I’ve seen what happens when women ignore these red flags. It doesn’t magically get better after a baby is born. If anything, it gets worse. The same man who couldn’t show up for you in a relationship often won’t suddenly transform into a present, responsible father. You end up doing the majority of the childcare, the scheduling, the worrying, the sacrificing, while he “helps” occasionally and expects praise for it.
And that word — “help” — is part of the problem. Parenting isn’t something a man should “help” with. It’s something he should be fully responsible for as well. But low-effort men don’t think this way. They participate when it’s convenient and disappear when it’s not.

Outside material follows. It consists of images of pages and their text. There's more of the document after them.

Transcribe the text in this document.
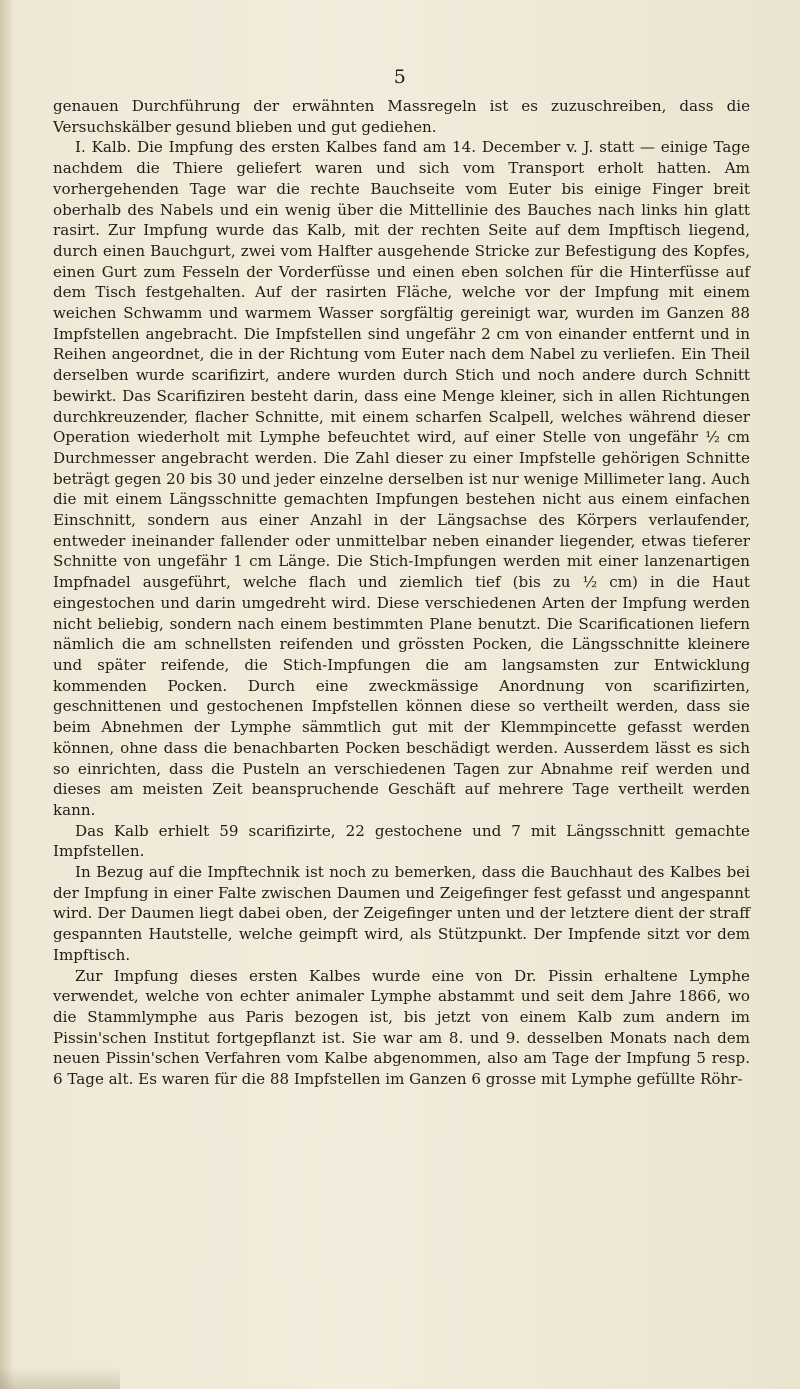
5

genauen Durchführung der erwähnten Massregeln ist es zuzuschreiben, dass die Versuchskälber gesund blieben und gut gediehen.

I. Kalb. Die Impfung des ersten Kalbes fand am 14. December v. J. statt — einige Tage nachdem die Thiere geliefert waren und sich vom Transport erholt hatten. Am vorhergehenden Tage war die rechte Bauchseite vom Euter bis einige Finger breit oberhalb des Nabels und ein wenig über die Mittellinie des Bauches nach links hin glatt rasirt. Zur Impfung wurde das Kalb, mit der rechten Seite auf dem Impftisch liegend, durch einen Bauchgurt, zwei vom Halfter ausgehende Stricke zur Befestigung des Kopfes, einen Gurt zum Fesseln der Vorderfüsse und einen eben solchen für die Hinterfüsse auf dem Tisch festgehalten. Auf der rasirten Fläche, welche vor der Impfung mit einem weichen Schwamm und warmem Wasser sorgfältig gereinigt war, wurden im Ganzen 88 Impfstellen angebracht. Die Impfstellen sind ungefähr 2 cm von einander entfernt und in Reihen angeordnet, die in der Richtung vom Euter nach dem Nabel zu verliefen. Ein Theil derselben wurde scarifizirt, andere wurden durch Stich und noch andere durch Schnitt bewirkt. Das Scarifiziren besteht darin, dass eine Menge kleiner, sich in allen Richtungen durchkreuzender, flacher Schnitte, mit einem scharfen Scalpell, welches während dieser Operation wiederholt mit Lymphe befeuchtet wird, auf einer Stelle von ungefähr ½ cm Durchmesser angebracht werden. Die Zahl dieser zu einer Impfstelle gehörigen Schnitte beträgt gegen 20 bis 30 und jeder einzelne derselben ist nur wenige Millimeter lang. Auch die mit einem Längsschnitte gemachten Impfungen bestehen nicht aus einem einfachen Einschnitt, sondern aus einer Anzahl in der Längsachse des Körpers verlaufender, entweder ineinander fallender oder unmittelbar neben einander liegender, etwas tieferer Schnitte von ungefähr 1 cm Länge. Die Stich-Impfungen werden mit einer lanzenartigen Impfnadel ausgeführt, welche flach und ziemlich tief (bis zu ½ cm) in die Haut eingestochen und darin umgedreht wird. Diese verschiedenen Arten der Impfung werden nicht beliebig, sondern nach einem bestimmten Plane benutzt. Die Scarificationen liefern nämlich die am schnellsten reifenden und grössten Pocken, die Längsschnitte kleinere und später reifende, die Stich-Impfungen die am langsamsten zur Entwicklung kommenden Pocken. Durch eine zweckmässige Anordnung von scarifizirten, geschnittenen und gestochenen Impfstellen können diese so vertheilt werden, dass sie beim Abnehmen der Lymphe sämmtlich gut mit der Klemmpincette gefasst werden können, ohne dass die benachbarten Pocken beschädigt werden. Ausserdem lässt es sich so einrichten, dass die Pusteln an verschiedenen Tagen zur Abnahme reif werden und dieses am meisten Zeit beanspruchende Geschäft auf mehrere Tage vertheilt werden kann.

Das Kalb erhielt 59 scarifizirte, 22 gestochene und 7 mit Längsschnitt gemachte Impfstellen.

In Bezug auf die Impftechnik ist noch zu bemerken, dass die Bauchhaut des Kalbes bei der Impfung in einer Falte zwischen Daumen und Zeigefinger fest gefasst und angespannt wird. Der Daumen liegt dabei oben, der Zeigefinger unten und der letztere dient der straff gespannten Hautstelle, welche geimpft wird, als Stützpunkt. Der Impfende sitzt vor dem Impftisch.

Zur Impfung dieses ersten Kalbes wurde eine von Dr. Pissin erhaltene Lymphe verwendet, welche von echter animaler Lymphe abstammt und seit dem Jahre 1866, wo die Stammlymphe aus Paris bezogen ist, bis jetzt von einem Kalb zum andern im Pissin'schen Institut fortgepflanzt ist. Sie war am 8. und 9. desselben Monats nach dem neuen Pissin'schen Verfahren vom Kalbe abgenommen, also am Tage der Impfung 5 resp. 6 Tage alt. Es waren für die 88 Impfstellen im Ganzen 6 grosse mit Lymphe gefüllte Röhr-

So when I say I’m not having a baby for a low-effort man — it’s not bitterness, it’s logic. Why would I willingly tie myself, legally and emotionally, to someone who has already shown me they struggle with basic consistency? Why would I take on the physical and mental demands of pregnancy and motherhood while also compensating for someone else’s lack of effort? That’s not a partnership, that’s a burden. And more women are starting to see it this way.
There’s a shift happening, whether people want to admit it or not. Women are becoming more selective, more observant, and less willing to tolerate mediocrity disguised as normal behaviour. They’re asking harder questions earlier. They’re walking away faster. They’re choosing peace over potential.
And, yes, that directly impacts birth rates, because having a child is no longer seen as something you just do because it’s expected. It’s a deliberate choice, and for many, that choice now comes with a higher standard for who they’re willing to build a life with.
If that standard isn’t met, the answer isn’t to lower it. The answer is to opt out. This might sound harsh, but it’s honest. The truth is low-effort men aren’t just affecting relationships. They’re affecting long-term societal patterns. When a significant number of women decide that the available options don’t meet the standard required for something as serious as parenthood, they don’t compromise, they withdraw. And, honestly, can you blame them?
At the core of all this is a very simple idea: Effort reflects value.
If a man can’t show up properly in the early stages — when things are easy, when there’s no real pressure, when all he has to do is communicate and be consistent — then what exactly is he going to do when things get hard?
This is the part no one wants to answer. So, no, I’m not having a baby for a man who can’t even maintain basic effort — not out of spite, but out of self-respect; not because I don’t believe in family, but because I do, and I understand what it actually requires. And if that contributes, even in a small way, to declining birth rates, then so be it.
The real issue isn’t that women are choosing less, it’s that they’re finally refusing to settle for less.